Aux termes de l’article 3 de la Constitution de la Ve République « la souveraineté nationale appartient au peuple qui l’exerce par ses représentants et par la voie du référendum ». Cette rédaction, habile pour lier souveraineté nationale et souveraineté populaire, présente le défaut de réduire la démocratie directe au référendum.

La démocratie directe couvre un champ infiniment plus vaste. C’est essentiellement le plein exercice des libertés et des droits existants et la lutte pour en conquérir de nouveaux. La démocratie directe ne doit pas être excessivement réglementée  : l’initiative, la compétence, le dévouement, l’engagement relèvent de la responsabilité du citoyen. Pour autant, il est possible de progresser par la loi  : élargir la portée du droit de pétition, favoriser l’initiative populaire des lois, par exemple. Ce ne serait pas, à vrai dire, une véritable novation  : la Constitution de 1793, réputée jacobine, prévoyait déjà l’intervention des communes et des assemblées primaires des citoyens dans les départements pour l’élaboration de la loi  : « Art. 59. – Quarante jours après l’envoi de la loi proposée, si, dans la moitié des départements, plus un, le dixième des assemblées primaires de chacun d’eux, régulièrement formées, n’a pas réclamé, le projet est accepté et devient loi. »

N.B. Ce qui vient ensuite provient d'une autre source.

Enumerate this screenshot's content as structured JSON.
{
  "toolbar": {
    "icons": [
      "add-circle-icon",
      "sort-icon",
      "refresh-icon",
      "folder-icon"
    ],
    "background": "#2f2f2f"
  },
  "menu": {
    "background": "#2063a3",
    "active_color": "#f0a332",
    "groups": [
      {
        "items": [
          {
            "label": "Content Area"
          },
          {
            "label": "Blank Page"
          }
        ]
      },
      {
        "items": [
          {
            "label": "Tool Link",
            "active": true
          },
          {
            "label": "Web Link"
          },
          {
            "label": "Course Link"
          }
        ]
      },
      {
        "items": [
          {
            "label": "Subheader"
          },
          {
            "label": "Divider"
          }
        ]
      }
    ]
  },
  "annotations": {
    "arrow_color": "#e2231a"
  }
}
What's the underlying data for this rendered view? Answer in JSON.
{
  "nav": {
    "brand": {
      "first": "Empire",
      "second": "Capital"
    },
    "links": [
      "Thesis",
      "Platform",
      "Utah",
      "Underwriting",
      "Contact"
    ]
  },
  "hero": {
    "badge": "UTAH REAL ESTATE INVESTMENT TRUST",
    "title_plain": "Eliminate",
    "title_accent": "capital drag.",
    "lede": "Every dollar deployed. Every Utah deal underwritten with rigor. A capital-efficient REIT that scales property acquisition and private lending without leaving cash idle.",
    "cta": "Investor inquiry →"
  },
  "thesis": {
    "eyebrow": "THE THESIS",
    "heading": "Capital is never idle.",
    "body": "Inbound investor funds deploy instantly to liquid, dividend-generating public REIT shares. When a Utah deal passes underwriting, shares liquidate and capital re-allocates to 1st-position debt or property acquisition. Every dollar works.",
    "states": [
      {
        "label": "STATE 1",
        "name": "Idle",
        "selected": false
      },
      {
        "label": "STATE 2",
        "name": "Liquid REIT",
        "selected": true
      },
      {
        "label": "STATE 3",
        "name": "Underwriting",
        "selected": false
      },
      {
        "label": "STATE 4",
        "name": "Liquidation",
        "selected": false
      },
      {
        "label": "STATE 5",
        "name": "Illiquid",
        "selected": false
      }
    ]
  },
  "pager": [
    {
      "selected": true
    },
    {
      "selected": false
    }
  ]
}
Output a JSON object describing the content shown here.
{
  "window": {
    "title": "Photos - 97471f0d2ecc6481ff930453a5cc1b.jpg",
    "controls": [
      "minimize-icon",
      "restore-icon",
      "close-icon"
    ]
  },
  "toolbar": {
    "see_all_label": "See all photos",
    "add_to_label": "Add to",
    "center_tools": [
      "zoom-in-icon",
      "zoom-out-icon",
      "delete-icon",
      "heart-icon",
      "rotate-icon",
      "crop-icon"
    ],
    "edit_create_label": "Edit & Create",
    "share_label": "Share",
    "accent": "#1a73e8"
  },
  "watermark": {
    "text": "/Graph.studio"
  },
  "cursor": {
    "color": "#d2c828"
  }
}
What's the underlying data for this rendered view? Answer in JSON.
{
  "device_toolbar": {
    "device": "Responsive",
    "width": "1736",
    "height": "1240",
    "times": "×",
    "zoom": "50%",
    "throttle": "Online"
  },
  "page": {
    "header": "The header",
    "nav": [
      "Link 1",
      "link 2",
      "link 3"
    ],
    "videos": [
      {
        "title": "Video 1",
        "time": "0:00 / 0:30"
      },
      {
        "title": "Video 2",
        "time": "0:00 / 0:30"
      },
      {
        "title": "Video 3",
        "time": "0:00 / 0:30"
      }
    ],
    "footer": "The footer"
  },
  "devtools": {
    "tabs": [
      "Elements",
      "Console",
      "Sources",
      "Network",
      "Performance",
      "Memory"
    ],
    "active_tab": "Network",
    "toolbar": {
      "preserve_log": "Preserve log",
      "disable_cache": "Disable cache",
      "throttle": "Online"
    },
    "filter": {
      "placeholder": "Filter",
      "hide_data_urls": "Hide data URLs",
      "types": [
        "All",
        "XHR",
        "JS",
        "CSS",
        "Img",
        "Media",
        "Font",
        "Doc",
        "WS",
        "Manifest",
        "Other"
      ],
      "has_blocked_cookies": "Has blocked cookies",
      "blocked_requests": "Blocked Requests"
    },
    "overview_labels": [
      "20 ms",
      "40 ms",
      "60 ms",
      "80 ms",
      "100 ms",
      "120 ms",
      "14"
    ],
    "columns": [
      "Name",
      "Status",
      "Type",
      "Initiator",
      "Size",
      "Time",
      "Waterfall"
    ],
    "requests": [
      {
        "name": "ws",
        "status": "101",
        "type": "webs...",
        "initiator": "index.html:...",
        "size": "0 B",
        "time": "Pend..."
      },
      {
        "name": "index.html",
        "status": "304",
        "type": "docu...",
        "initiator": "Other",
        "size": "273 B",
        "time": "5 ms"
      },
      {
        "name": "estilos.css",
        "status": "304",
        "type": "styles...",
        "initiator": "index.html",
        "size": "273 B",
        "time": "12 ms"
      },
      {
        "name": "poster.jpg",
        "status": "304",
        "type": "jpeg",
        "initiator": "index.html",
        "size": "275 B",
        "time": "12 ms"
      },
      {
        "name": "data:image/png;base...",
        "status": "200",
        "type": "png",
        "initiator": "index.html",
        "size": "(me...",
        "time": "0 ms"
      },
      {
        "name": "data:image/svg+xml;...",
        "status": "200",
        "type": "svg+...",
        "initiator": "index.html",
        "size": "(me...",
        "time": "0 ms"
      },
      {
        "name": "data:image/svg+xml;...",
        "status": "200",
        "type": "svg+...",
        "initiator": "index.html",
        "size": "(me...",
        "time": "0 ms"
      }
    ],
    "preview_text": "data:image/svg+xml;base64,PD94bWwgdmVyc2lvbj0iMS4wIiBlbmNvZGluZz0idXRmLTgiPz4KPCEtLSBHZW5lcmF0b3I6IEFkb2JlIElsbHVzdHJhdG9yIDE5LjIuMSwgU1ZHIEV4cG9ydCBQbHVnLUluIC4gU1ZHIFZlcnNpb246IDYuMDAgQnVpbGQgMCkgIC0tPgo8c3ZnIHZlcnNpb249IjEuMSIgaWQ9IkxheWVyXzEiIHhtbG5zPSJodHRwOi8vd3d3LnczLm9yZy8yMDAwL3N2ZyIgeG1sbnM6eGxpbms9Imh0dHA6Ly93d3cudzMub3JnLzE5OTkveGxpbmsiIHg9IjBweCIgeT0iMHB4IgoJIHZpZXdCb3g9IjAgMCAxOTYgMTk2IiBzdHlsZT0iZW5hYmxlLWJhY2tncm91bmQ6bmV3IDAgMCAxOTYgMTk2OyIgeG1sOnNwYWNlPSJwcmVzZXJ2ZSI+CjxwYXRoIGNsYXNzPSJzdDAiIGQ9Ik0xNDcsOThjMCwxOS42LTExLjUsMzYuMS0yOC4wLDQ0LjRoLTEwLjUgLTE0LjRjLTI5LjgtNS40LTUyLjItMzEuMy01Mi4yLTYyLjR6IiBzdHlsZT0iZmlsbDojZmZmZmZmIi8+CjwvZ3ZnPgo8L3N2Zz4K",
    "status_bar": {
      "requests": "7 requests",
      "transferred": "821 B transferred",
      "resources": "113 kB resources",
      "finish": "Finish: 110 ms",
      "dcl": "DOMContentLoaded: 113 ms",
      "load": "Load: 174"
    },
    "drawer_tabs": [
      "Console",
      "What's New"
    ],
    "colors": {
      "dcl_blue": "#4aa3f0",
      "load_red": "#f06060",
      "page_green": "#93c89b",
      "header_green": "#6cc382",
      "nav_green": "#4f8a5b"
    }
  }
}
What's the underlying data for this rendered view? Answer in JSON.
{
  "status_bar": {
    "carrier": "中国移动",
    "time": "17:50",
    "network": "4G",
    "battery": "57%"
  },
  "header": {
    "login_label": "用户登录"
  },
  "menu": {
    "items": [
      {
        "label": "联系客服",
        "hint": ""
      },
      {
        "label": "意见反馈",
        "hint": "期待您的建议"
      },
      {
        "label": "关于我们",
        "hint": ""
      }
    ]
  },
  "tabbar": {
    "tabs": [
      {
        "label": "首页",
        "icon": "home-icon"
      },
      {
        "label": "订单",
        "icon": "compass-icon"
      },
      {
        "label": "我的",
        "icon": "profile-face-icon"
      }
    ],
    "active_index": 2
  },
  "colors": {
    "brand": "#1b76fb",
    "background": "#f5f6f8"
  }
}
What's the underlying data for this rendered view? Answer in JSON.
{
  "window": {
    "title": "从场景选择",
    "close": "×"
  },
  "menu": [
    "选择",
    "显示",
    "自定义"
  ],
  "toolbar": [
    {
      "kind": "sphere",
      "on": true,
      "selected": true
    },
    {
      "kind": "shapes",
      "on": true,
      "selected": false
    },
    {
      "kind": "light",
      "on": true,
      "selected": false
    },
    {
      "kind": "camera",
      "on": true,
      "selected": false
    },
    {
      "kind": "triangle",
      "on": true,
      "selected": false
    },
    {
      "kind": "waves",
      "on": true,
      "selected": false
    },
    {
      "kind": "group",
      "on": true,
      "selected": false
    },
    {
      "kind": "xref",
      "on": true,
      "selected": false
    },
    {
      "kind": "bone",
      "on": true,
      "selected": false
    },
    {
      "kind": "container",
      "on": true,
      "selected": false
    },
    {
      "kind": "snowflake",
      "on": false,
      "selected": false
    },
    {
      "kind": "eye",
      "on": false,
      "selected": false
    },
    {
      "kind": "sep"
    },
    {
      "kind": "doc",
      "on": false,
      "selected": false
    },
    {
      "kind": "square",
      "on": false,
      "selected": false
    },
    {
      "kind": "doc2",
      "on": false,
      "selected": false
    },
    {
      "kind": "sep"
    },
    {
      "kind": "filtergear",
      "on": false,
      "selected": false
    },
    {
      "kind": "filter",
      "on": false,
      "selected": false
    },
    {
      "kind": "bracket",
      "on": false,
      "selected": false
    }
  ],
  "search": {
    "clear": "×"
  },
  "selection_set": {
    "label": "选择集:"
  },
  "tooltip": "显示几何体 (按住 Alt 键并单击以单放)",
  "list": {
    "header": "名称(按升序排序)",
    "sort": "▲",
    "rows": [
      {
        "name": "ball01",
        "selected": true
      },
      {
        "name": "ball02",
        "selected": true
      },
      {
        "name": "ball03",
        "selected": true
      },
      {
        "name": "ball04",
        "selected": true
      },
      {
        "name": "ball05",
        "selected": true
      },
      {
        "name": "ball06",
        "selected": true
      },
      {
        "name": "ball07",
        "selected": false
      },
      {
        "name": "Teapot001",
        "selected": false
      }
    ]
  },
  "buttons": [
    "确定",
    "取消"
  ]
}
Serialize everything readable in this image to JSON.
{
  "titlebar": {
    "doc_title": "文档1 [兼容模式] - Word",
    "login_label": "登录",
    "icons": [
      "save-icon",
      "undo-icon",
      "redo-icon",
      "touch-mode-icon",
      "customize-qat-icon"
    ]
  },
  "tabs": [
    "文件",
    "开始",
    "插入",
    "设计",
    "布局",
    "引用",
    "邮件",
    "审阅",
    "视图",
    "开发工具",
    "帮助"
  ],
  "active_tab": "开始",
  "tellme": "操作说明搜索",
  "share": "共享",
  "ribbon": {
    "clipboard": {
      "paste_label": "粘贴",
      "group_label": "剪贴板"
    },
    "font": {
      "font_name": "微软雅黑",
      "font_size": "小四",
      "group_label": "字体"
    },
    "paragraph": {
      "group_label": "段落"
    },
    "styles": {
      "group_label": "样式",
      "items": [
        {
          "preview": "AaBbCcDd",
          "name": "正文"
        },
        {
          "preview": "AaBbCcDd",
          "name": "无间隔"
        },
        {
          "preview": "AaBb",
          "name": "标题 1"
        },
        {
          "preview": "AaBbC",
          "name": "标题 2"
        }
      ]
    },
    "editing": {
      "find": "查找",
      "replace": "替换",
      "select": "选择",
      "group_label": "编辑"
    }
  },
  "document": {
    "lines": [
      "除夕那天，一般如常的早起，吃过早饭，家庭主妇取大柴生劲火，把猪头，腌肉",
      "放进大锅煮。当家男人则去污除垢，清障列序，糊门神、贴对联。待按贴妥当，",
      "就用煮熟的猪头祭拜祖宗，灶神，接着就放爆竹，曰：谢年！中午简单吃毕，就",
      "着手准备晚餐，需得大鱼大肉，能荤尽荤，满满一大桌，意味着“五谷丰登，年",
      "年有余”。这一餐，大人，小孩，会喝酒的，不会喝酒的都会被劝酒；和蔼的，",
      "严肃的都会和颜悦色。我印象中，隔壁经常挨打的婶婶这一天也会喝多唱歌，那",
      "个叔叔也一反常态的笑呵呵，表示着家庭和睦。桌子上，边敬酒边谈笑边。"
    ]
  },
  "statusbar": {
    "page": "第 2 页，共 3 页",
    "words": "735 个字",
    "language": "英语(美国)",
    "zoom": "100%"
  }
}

En reconnaissant à tous les citoyens le droit de concourir personnellement à l’expression de la volonté générale et à la formation de la loi, la Déclaration des droits d’homme de 1789 ouvrait la voie aux consultations populaires. Mais on a vite pressenti et pu vérifier, au cours du XIXe siècle, les dangers du référendum et les risques qu’il pouvait faire courir à la démocratie dans les mains d’un pouvoir autoritaire. La Constitution de 1946 ne retenait le référendum qu’en matière constitutionnelle. La Constitution de 1958, dès l’origine, le prévoyait en son article 89, pour modifier la Constitution sur la base d’un texte voté par les deux Assemblées en termes identiques. Mais elle l’envisageait également en son article 11, en ce qui concerne l’« organisation des pouvoirs publics ». C’est sur la base de cet article que, pour tourner l’opposition du Sénat, le général de Gaulle, par une véritable « forfaiture », selon la qualification du président du Sénat de l’époque, Gaston Monnerville, et malgré l’opposition de la quasi-totalité des corps constitués – avis négatif du Conseil d’État à l’unanimité moins une voix – a fait adopter l’élection du président de la République au suffrage universel – 62% des suffrages. En 1995, le champ de l’article 11 a été élargi à la « politique économique et sociale », ce qui permet en réalité de soumettre n’importe quelle question au référendum.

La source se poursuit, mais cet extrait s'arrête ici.